Snapshots in Los Angeles: Marina Pinsky at Workspace

Marina Pinsky

Hung in a Malibu beach house, with wide open Pacific sunsets just outside the window, the brooding color of, say, a Mark Rothko canvas just doesn’t have the same effect as it would in a New York loft. Or so critic Dave Hickey once pointed out. That’s why that first vanguard of California abstractionists painted bright and flat--they were contending with the ultimate natural expressionism and unforgiving natural light. Decades later, Marina Pinsky’s geometric, nearly abstract photographs manage to marry California light and a weighty broodiness that seems more suited to the expressionism and constructivism of the East Coast--or Eastern Europe, which is, after all, where the Russian-born, Boston-educated artist comes from.

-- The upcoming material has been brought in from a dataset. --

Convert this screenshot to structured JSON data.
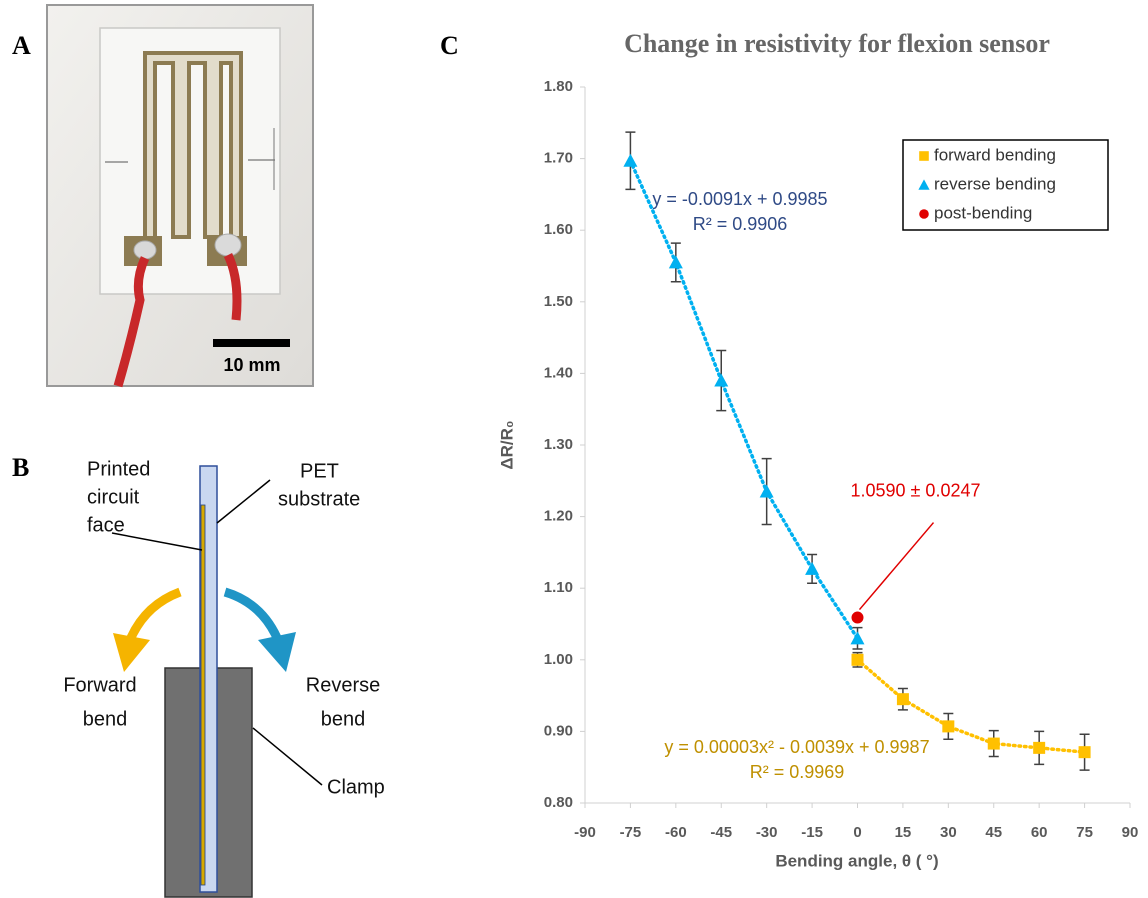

When Daniel Ingroff, co-director of Workspace, an artist-run storefront in L.A.’s Lincoln Heights neighborhood, encountered Pinsky’s work at UCLA’s open studios, he was attracted, in part, by the push and pull between weight and light in her images. He set the wheels in motion for a show at Workspace, on view through December 4, and Pinsky came up with images of intentionally placed red bricks with illuminated light bulbs either propped up against them or hung down from them. The soon-to-graduate MFA student calls the series Water and Power, a title that mimics the work’s systematics but also gets at its carefully honed casualness.